Author : Giorgia Lupi
Publisher : Chronicle Books
Page : 304 pages
File Size : 40,12 MB
Release : 2016-09-13
Category : Design
ISBN : 1616895462

GET BOOK

Equal parts mail art, data visualization, and affectionate correspondence, Dear Data celebrates "the infinitesimal, incomplete, imperfect, yet exquisitely human details of life," in the words of Maria Popova (Brain Pickings), who introduces this charming and graphically powerful book. For one year, Giorgia Lupi, an Italian living in New York, and Stefanie Posavec, an American in London, mapped the particulars of their daily lives as a series of hand-drawn postcards they exchanged via mail weekly—small portraits as full of emotion as they are data, both mundane and magical. Dear Data reproduces in pinpoint detail the full year's set of cards, front and back, providing a remarkable portrait of two artists connected by their attention to the details of their lives—including complaints, distractions, phone addictions, physical contact, and desires. These details illuminate the lives of two remarkable young women and also inspire us to map our own lives, including specific suggestions on what data to draw and how. A captivating and unique book for designers, artists, correspondents, friends, and lovers everywhere.

Mathematics of Big Data

Author : Jeremy Kepner
Publisher : MIT Press
Page : 443 pages
File Size : 14,60 MB
Release : 2018-08-07
Category : Computers
ISBN : 0262347911

GET BOOK

The first book to present the common mathematical foundations of big data analysis across a range of applications and technologies. Today, the volume, velocity, and variety of data are increasing rapidly across a range of fields, including Internet search, healthcare, finance, social media, wireless devices, and cybersecurity.
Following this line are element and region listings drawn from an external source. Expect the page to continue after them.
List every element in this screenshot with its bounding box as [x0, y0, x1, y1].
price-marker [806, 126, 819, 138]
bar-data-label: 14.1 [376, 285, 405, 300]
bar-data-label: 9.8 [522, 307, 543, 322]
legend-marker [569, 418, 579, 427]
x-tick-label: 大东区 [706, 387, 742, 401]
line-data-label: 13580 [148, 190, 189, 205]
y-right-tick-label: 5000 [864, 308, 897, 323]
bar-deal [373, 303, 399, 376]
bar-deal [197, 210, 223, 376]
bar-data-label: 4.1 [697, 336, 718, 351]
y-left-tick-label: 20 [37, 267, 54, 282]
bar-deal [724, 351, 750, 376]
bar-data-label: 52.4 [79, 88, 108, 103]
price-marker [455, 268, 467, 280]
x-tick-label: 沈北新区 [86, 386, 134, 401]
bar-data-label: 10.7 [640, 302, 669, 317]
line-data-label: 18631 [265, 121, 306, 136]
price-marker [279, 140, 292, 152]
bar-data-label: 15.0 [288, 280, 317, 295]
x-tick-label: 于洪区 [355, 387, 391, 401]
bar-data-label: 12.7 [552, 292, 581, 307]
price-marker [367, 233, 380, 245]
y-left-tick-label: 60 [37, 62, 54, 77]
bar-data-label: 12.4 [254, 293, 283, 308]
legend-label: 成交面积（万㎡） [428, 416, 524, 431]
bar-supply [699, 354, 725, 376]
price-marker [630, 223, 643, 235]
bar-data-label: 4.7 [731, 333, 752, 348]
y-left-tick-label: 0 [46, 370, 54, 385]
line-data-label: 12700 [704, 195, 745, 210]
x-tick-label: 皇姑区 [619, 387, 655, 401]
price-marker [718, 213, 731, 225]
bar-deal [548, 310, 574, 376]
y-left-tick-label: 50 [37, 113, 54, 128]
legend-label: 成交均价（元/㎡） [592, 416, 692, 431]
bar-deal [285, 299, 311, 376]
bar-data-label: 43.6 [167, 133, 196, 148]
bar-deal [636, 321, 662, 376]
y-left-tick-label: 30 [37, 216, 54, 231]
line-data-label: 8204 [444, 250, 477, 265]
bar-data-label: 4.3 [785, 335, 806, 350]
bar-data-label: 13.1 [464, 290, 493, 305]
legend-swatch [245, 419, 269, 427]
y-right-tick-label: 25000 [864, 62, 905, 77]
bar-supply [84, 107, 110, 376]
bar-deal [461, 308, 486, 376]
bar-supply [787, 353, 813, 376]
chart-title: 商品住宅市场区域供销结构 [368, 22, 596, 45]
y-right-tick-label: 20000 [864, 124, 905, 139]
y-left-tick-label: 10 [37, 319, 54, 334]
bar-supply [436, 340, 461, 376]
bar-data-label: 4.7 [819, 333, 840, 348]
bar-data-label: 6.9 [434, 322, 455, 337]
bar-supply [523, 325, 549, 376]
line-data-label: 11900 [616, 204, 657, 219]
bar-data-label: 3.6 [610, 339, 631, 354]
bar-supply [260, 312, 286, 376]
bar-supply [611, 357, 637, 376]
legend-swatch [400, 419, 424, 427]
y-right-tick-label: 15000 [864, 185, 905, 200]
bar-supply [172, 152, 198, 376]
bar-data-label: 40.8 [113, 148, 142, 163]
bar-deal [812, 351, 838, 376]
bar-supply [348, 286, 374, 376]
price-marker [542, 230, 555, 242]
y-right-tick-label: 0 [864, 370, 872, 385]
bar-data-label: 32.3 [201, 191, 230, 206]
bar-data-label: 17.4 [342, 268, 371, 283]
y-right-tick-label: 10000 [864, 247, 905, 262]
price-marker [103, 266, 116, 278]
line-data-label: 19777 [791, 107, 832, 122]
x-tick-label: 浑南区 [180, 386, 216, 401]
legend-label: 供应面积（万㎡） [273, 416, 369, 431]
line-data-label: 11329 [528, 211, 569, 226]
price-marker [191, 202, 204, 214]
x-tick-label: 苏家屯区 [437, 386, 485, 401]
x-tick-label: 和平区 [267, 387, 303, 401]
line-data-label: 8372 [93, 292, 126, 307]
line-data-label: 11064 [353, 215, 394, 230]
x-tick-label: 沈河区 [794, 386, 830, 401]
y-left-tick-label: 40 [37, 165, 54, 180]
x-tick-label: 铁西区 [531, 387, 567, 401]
Indeed, these data are growing at a rate beyond our capacity to analyze them. The tools—including spreadsheets, databases, matrices, and graphs—developed to address this challenge all reflect the need to store and operate on data as whole sets rather than as individual elements. This book presents the common mathematical foundations of these data sets that apply across many applications and technologies. Associative arrays unify and simplify data, allowing readers to look past the differences among the various tools and leverage their mathematical similarities in order to solve the hardest big data challenges. The book first introduces the concept of the associative array in practical terms, presents the associative array manipulation system D4M (Dynamic Distributed Dimensional Data Model), and describes the application of associative arrays to graph analysis and machine learning. It provides a mathematically rigorous definition of associative arrays and describes the properties of associative arrays that arise from this definition. Finally, the book shows how concepts of linearity can be extended to encompass associative arrays. Mathematics of Big Data can be used as a textbook or reference by engineers, scientists, mathematicians, computer scientists, and software engineers who analyze big data.